Quelques conséquences de la sélection de groupe

Parmi les conséquences de notre comportement social inné, Wilson cite le comportement territorial : ‘’Les humains et les chimpanzés sont extrêmement territoriaux’’ (« La conquête sociale de la Terre ; page 102); ’’Le comportement territorial a évolué pour devenir un moyen de préserver les ressources alimentaires. Les guerres d’expansion et les annexions ont eu pour résultat d’agrandir les territoires et de favoriser les gènes qui incitent à la cohésion de groupe, à l’organisation de réseaux et à la formation d’alliances. Pendant des centaines de milliers d’années, l’impératif territorial a stabilisé les petites communautés dispersées des Homo sapiens, exactement de la même façon que dans les petites populations de chasseurs-collecteurs qui survivent aujourd’hui’’. Cet impératif territorial est encore d’actualité : ‘’Il y a 10000 ans, la révolution néolithique a permis de produire des quantités de nourriture beaucoup plus importantes à partir de la culture et de l’élevage, ce qui a favorisé une rapide croissance des populations humaines. Les effectifs humains ont tout simplement augmenté aussi vite que le permettaient ces nouvelles ressources si précieuses. La nourriture étant devenue là encore le facteur limitant, les humains se sont pliés à l’impératif territorial. Leurs descendants procèdent toujours de même’’ (« La conquête sociale de la Terre »).

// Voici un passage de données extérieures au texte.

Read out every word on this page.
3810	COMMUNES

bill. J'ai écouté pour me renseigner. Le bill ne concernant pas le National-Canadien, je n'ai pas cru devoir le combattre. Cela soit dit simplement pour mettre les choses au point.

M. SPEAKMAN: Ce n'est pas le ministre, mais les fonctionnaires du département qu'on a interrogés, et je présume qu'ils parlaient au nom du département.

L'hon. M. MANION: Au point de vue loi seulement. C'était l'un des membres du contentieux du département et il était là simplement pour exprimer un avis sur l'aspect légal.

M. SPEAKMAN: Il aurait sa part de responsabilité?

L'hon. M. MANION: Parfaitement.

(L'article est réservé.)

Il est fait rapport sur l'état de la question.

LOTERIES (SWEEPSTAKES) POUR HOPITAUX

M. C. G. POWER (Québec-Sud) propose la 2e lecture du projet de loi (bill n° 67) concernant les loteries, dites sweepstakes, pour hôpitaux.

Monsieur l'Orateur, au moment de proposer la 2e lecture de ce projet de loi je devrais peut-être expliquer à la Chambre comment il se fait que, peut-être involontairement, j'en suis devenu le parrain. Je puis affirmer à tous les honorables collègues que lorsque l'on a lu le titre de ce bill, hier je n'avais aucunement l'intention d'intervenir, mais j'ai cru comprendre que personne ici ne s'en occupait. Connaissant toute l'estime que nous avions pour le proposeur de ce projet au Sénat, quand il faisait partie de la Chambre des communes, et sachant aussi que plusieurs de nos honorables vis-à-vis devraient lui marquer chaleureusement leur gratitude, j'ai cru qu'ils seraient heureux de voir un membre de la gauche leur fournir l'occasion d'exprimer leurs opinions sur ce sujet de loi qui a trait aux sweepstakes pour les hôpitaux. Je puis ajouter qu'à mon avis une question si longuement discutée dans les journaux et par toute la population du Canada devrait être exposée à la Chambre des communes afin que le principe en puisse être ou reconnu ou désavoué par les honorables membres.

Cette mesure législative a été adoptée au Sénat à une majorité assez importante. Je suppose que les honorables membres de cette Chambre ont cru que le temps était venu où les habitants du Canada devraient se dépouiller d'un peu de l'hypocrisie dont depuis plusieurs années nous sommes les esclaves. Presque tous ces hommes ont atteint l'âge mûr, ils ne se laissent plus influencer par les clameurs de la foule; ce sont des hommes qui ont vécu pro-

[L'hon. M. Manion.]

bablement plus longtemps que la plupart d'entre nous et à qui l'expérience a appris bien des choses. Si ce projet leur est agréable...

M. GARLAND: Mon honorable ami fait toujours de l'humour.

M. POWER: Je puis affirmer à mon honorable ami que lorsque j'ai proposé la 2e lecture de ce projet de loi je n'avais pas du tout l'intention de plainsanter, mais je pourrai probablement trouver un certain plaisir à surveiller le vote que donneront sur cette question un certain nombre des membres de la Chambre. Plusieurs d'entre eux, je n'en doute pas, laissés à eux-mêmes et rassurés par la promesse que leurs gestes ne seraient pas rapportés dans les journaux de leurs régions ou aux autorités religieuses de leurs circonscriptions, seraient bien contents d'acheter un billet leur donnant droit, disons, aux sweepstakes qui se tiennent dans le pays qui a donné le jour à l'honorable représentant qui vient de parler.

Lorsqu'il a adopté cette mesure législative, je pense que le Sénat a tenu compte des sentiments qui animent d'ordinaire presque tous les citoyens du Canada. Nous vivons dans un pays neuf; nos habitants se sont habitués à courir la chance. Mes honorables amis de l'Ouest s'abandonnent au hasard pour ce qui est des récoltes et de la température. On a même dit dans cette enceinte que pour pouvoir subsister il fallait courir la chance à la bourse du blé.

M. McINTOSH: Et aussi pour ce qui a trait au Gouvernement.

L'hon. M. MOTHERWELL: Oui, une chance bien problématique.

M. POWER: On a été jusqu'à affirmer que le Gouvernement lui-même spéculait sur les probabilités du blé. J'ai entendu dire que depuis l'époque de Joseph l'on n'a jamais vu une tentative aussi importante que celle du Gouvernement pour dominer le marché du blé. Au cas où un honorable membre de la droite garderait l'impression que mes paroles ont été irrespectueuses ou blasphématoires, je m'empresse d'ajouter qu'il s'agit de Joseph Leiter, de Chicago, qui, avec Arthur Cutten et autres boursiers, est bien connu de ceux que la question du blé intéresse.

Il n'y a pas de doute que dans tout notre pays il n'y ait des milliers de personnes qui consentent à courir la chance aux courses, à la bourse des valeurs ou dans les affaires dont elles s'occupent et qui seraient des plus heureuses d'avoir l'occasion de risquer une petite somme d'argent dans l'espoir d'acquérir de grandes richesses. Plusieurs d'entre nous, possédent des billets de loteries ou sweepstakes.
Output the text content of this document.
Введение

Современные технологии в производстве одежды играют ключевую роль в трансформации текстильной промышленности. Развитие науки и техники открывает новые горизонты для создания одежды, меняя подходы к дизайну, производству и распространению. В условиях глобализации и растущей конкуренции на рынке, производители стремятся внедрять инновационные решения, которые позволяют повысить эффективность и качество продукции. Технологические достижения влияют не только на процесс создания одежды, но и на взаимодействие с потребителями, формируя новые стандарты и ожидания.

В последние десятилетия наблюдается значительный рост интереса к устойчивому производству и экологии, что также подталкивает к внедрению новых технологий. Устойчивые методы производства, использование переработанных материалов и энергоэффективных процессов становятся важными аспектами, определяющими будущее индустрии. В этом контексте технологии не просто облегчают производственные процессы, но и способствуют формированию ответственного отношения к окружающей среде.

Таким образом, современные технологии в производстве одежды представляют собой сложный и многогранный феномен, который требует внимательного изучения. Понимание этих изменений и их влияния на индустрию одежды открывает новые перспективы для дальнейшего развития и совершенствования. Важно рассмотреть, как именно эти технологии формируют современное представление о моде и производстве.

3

Une autre conséquence du comportement eu-social est la préférence pour son groupe. Les fourmis sont imprégnées de l’odeur particulière de leur fourmilière ce qui leur permet de se reconnaître et d’identifier les intrus qu’elles combattent de manière très brutale. Chez les humains, il en va un peu de même : ‘’Toutes choses étant égales par ailleurs, les gens préfèrent être avec des personnes qui leur ressemblent, parlent le même dialecte et ont les mêmes croyances. Poussée à l’excès, cette prédisposition, à l’évidence innée, mène avec une facilité effrayante au racisme et au fanatisme religieux’’ (« La conquête sociale de la Terre » ; page 11). Bien heureusement ces comportements extrêmes ne sont pas les plus fréquents ; par contre, la mise à l’écart des étrangers, leur renvoi à l’extérieur du territoire et la guerre menée contre les envahisseurs et les malveillants sont monnaie courante. Le comportement de défiance à l’égard des étrangers est l’envers de la solidarité avec les membres de son groupe (contrairement à la solidarité nationale, la solidarité universelle que nos dirigeants mondialistes tentent de nous imposer ne fait pas recette). Ce sont deux aspects indissociables et complémentaires de notre éthogramme (ensemble des comportements innés), ce que les rêveurs ne peuvent accepter.

Nature et culture

Le débat concernant les origines naturelles ou culturelles de notre comportement, de nos émotions et de nos cultures elles-mêmes a agité toute une partie du monde scientifique au cours du siècle dernier. Après beaucoup de tâtonnements, une anthropologie synthétique qui a intégré les connaissances issues de nombreuses disciplines (ethnologie, archéologie, génétique, psychologue, éthologie….) prend son essor depuis le début de ce siècle. Au XXe siècle, nous avons assisté à une empoignade, parfois violente, entre les partisans d’un déterminisme biologique rigoureux et ceux du béhaviorisme. Les premiers surestimaient la part de l’inné et les seconds le réduisaient à presque rien.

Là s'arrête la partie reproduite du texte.